I sit alert that day –a data program is running – I check an email while it runs – and there I go- my mind wanders to a wonderful day – This particular day was a truly a fine day for play. The wiffle ball flew through the air. It was a windy day. The ball floated and fluttered without reason, without logic. Catching the ball was hopeless. There was no strategy. My planned, strategized life had lost all dimension as I struggled to catch this ball. Do we all enter that world? This simple goal is the mission, the one to achieve the objective. The wind came and went. It was a magical day. I caught a ball that day, bringing it into my warm hands, under a soft summer, the sky, gray in many ways, but not to me. I could hear the sound of the children laughing. The pine smell soaked the air. The bugs were bad that day. The sudden cloud cover had caused still air, the bugs liked that. The objective was so clear, so wonderful, hit the ball, and run. We all like to run, we all run toward something. Run to achieve or don’t run at all. But to laugh, enjoy, enjoy, the wind, the ball, the sun, the clouds, the scents – the grass, flowers, cut grass, far too many weeds – You live, you work, but truly, you have not lived to you have smelled the pines and the scents of summer and been consumed by the sound of children laughing.

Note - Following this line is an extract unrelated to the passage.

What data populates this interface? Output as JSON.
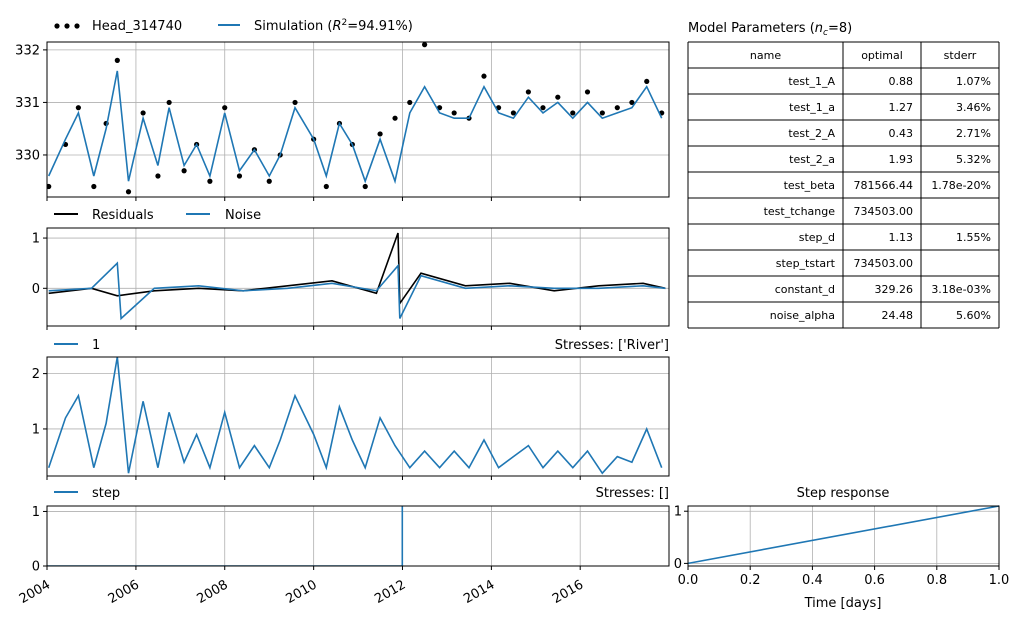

The meeting was intense. No one escaped from this one. Email, instant message, cell phone – modern technology had captured all of us this day. You did this, CC me on this, zip me, attach the file, PM me, IM me. … But, my mind wandered to that place – that special place – the small window – I peek through it , or I just sit and listen- I sit, I hear that lovely sound… I go to my little window to hear the sound. … ..

The big slide was fast that day . I’m sure I would labor out there – too big, too consumed with predictable outcome – to ride down the slide the right way – big butt cheeks, squeaking, laboring, skin on metal and slow we go and we as grownups don’t understand – but we use to- we still try to sometimes, but, we just don’t get it. The child tries everything to understand our stupid, predictable, slow world. All must have reason. You could get hurt going that fast. What will the outcome be- I need to know this.

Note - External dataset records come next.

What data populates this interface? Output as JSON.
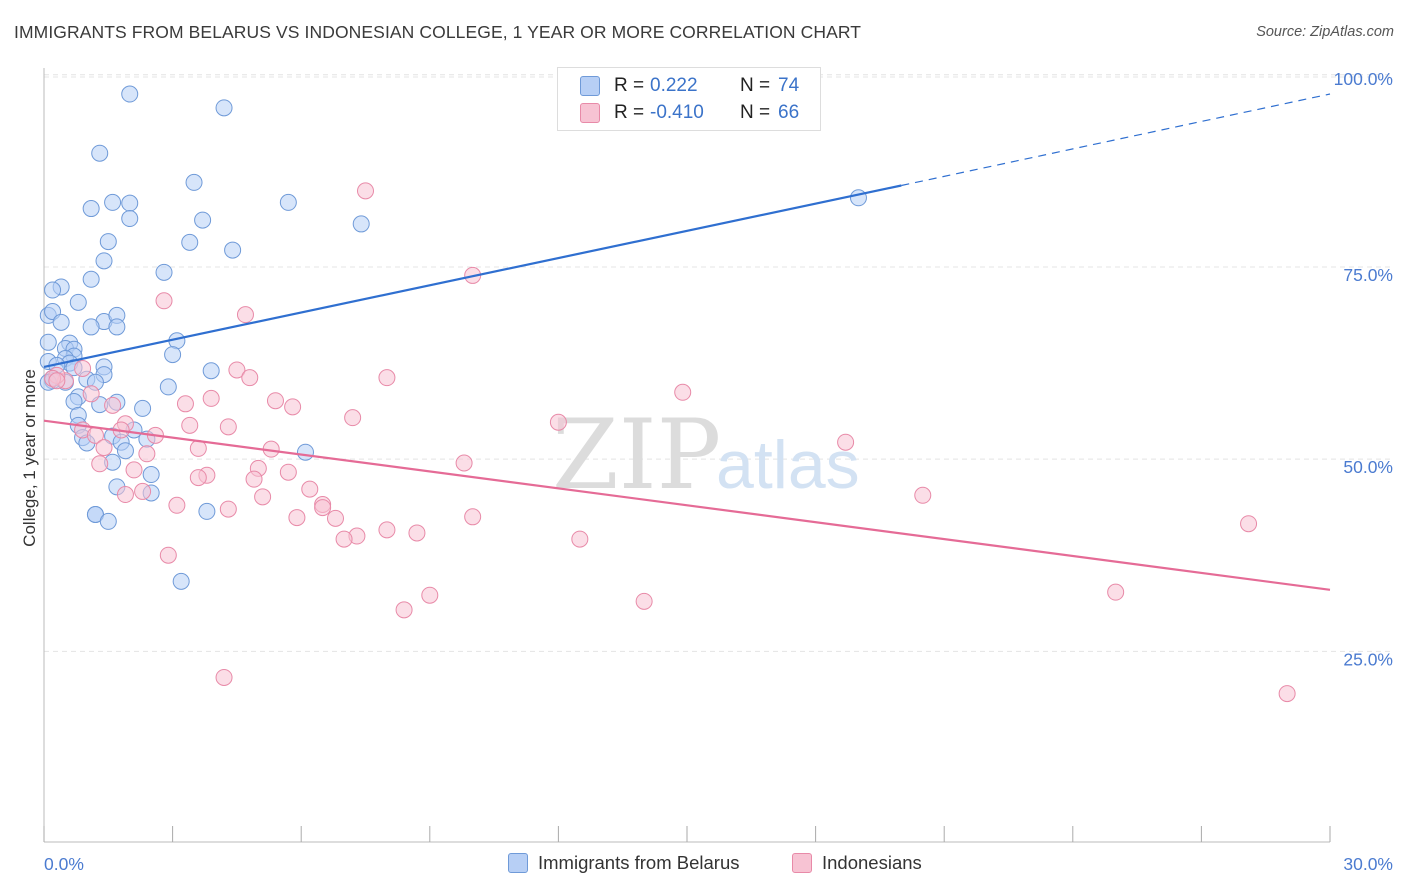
{
  "title": "IMMIGRANTS FROM BELARUS VS INDONESIAN COLLEGE, 1 YEAR OR MORE CORRELATION CHART",
  "source": "Source: ZipAtlas.com",
  "watermark": {
    "zip": "ZIP",
    "atlas": "atlas"
  },
  "legend": {
    "rows": [
      {
        "r_label": "R =",
        "r_value": "0.222",
        "n_label": "N =",
        "n_value": "74"
      },
      {
        "r_label": "R =",
        "r_value": "-0.410",
        "n_label": "N =",
        "n_value": "66"
      }
    ]
  },
  "bottom_legend": {
    "series1": "Immigrants from Belarus",
    "series2": "Indonesians"
  },
  "colors": {
    "blue_fill": "#b7cff5",
    "blue_stroke": "#6f9ad8",
    "blue_line": "#2f6fd0",
    "pink_fill": "#f7c3d3",
    "pink_stroke": "#e88aa8",
    "pink_line": "#e56b96",
    "axis_text": "#4b7bd0",
    "grid": "#e4e4e4"
  },
  "chart_data": {
    "type": "scatter",
    "title": "IMMIGRANTS FROM BELARUS VS INDONESIAN COLLEGE, 1 YEAR OR MORE CORRELATION CHART",
    "xlabel": "",
    "ylabel": "College, 1 year or more",
    "xlim": [
      0,
      30
    ],
    "ylim": [
      0,
      103
    ],
    "x_tick_labels": [
      "0.0%",
      "30.0%"
    ],
    "y_tick_labels": [
      "25.0%",
      "50.0%",
      "75.0%",
      "100.0%"
    ],
    "y_ticks": [
      25,
      50,
      75,
      100
    ],
    "series": [
      {
        "name": "Immigrants from Belarus",
        "R": 0.222,
        "N": 74,
        "trend": {
          "x0": 0,
          "y0": 62.0,
          "x1": 20.0,
          "y1": 85.6,
          "dash_x1": 30,
          "dash_y1": 97.5
        },
        "points": [
          [
            2.0,
            97.5
          ],
          [
            4.2,
            95.7
          ],
          [
            1.3,
            89.8
          ],
          [
            3.5,
            86.0
          ],
          [
            1.1,
            82.6
          ],
          [
            2.0,
            83.3
          ],
          [
            1.6,
            83.4
          ],
          [
            5.7,
            83.4
          ],
          [
            2.0,
            81.3
          ],
          [
            3.7,
            81.1
          ],
          [
            7.4,
            80.6
          ],
          [
            1.5,
            78.3
          ],
          [
            3.4,
            78.2
          ],
          [
            4.4,
            77.2
          ],
          [
            1.4,
            75.8
          ],
          [
            2.8,
            74.3
          ],
          [
            1.1,
            73.4
          ],
          [
            0.4,
            72.4
          ],
          [
            0.2,
            72.0
          ],
          [
            0.8,
            70.4
          ],
          [
            0.1,
            68.7
          ],
          [
            0.2,
            69.2
          ],
          [
            0.4,
            67.8
          ],
          [
            1.4,
            67.9
          ],
          [
            1.7,
            68.7
          ],
          [
            1.1,
            67.2
          ],
          [
            1.7,
            67.2
          ],
          [
            0.1,
            65.2
          ],
          [
            0.6,
            65.1
          ],
          [
            3.1,
            65.4
          ],
          [
            0.5,
            64.4
          ],
          [
            0.7,
            64.3
          ],
          [
            0.7,
            63.4
          ],
          [
            3.0,
            63.6
          ],
          [
            0.5,
            63.1
          ],
          [
            0.6,
            62.5
          ],
          [
            0.1,
            62.7
          ],
          [
            0.3,
            62.2
          ],
          [
            0.7,
            61.9
          ],
          [
            1.4,
            62.0
          ],
          [
            3.9,
            61.5
          ],
          [
            1.0,
            60.4
          ],
          [
            0.2,
            60.5
          ],
          [
            1.4,
            61.0
          ],
          [
            0.2,
            60.2
          ],
          [
            0.1,
            60.0
          ],
          [
            2.9,
            59.4
          ],
          [
            0.8,
            58.1
          ],
          [
            1.7,
            57.4
          ],
          [
            0.7,
            57.5
          ],
          [
            1.3,
            57.1
          ],
          [
            2.3,
            56.6
          ],
          [
            0.8,
            55.7
          ],
          [
            0.8,
            54.4
          ],
          [
            2.1,
            53.8
          ],
          [
            1.6,
            53.0
          ],
          [
            0.9,
            52.8
          ],
          [
            2.4,
            52.6
          ],
          [
            1.8,
            52.2
          ],
          [
            1.0,
            52.1
          ],
          [
            1.9,
            51.1
          ],
          [
            6.1,
            50.9
          ],
          [
            1.6,
            49.6
          ],
          [
            2.5,
            48.0
          ],
          [
            1.7,
            46.4
          ],
          [
            2.5,
            45.6
          ],
          [
            3.8,
            43.2
          ],
          [
            1.2,
            42.8
          ],
          [
            1.2,
            42.8
          ],
          [
            1.5,
            41.9
          ],
          [
            3.2,
            34.1
          ],
          [
            19.0,
            84.0
          ],
          [
            0.5,
            60.0
          ],
          [
            1.2,
            60.0
          ]
        ]
      },
      {
        "name": "Indonesians",
        "R": -0.41,
        "N": 66,
        "trend": {
          "x0": 0,
          "y0": 55.0,
          "x1": 30,
          "y1": 33.0
        },
        "points": [
          [
            7.5,
            84.9
          ],
          [
            10.0,
            73.9
          ],
          [
            2.8,
            70.6
          ],
          [
            4.7,
            68.8
          ],
          [
            0.9,
            61.8
          ],
          [
            0.5,
            60.2
          ],
          [
            0.3,
            60.9
          ],
          [
            0.2,
            60.5
          ],
          [
            4.5,
            61.6
          ],
          [
            4.8,
            60.6
          ],
          [
            8.0,
            60.6
          ],
          [
            14.9,
            58.7
          ],
          [
            3.9,
            57.9
          ],
          [
            5.4,
            57.6
          ],
          [
            1.1,
            58.5
          ],
          [
            3.3,
            57.2
          ],
          [
            5.8,
            56.8
          ],
          [
            1.6,
            57.0
          ],
          [
            7.2,
            55.4
          ],
          [
            12.0,
            54.8
          ],
          [
            3.4,
            54.4
          ],
          [
            4.3,
            54.2
          ],
          [
            1.9,
            54.6
          ],
          [
            1.8,
            53.8
          ],
          [
            2.6,
            53.1
          ],
          [
            0.9,
            53.8
          ],
          [
            1.2,
            53.1
          ],
          [
            18.7,
            52.2
          ],
          [
            3.6,
            51.4
          ],
          [
            1.4,
            51.5
          ],
          [
            5.3,
            51.3
          ],
          [
            2.4,
            50.7
          ],
          [
            1.3,
            49.4
          ],
          [
            9.8,
            49.5
          ],
          [
            5.0,
            48.8
          ],
          [
            5.7,
            48.3
          ],
          [
            2.1,
            48.6
          ],
          [
            3.8,
            47.9
          ],
          [
            3.6,
            47.6
          ],
          [
            4.9,
            47.4
          ],
          [
            6.2,
            46.1
          ],
          [
            2.3,
            45.8
          ],
          [
            1.9,
            45.4
          ],
          [
            20.5,
            45.3
          ],
          [
            5.1,
            45.1
          ],
          [
            3.1,
            44.0
          ],
          [
            4.3,
            43.5
          ],
          [
            6.5,
            44.1
          ],
          [
            6.5,
            43.7
          ],
          [
            10.0,
            42.5
          ],
          [
            6.8,
            42.3
          ],
          [
            5.9,
            42.4
          ],
          [
            28.1,
            41.6
          ],
          [
            8.0,
            40.8
          ],
          [
            8.7,
            40.4
          ],
          [
            7.3,
            40.0
          ],
          [
            12.5,
            39.6
          ],
          [
            7.0,
            39.6
          ],
          [
            2.9,
            37.5
          ],
          [
            9.0,
            32.3
          ],
          [
            25.0,
            32.7
          ],
          [
            14.0,
            31.5
          ],
          [
            8.4,
            30.4
          ],
          [
            4.2,
            21.6
          ],
          [
            29.0,
            19.5
          ],
          [
            0.3,
            60.2
          ]
        ]
      }
    ]
  }
}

I can’t be in that world – not now – please don’t make me….

Grab on , they say? Why… the big slide is very fast today. I can go so fast on it. I could put my shoes down to slow me up. But, I don’t. I will certainly fly off the end. Life has dealt me that. I need to do it. I could grab on to the side, but I just can’t. I have to know. I have to know. Life has challenged me, and I have survived and I laugh- that laugh – the sound of my laughing. I love to laugh, to smile, to feel the world has, for that brief second consumed me with joy – has given me joy – the joy of laughter – the freedom of joy and laughter.

The sound – that wonderful sound, the sound of children laughing – the sound that transcends time, and gives me hope.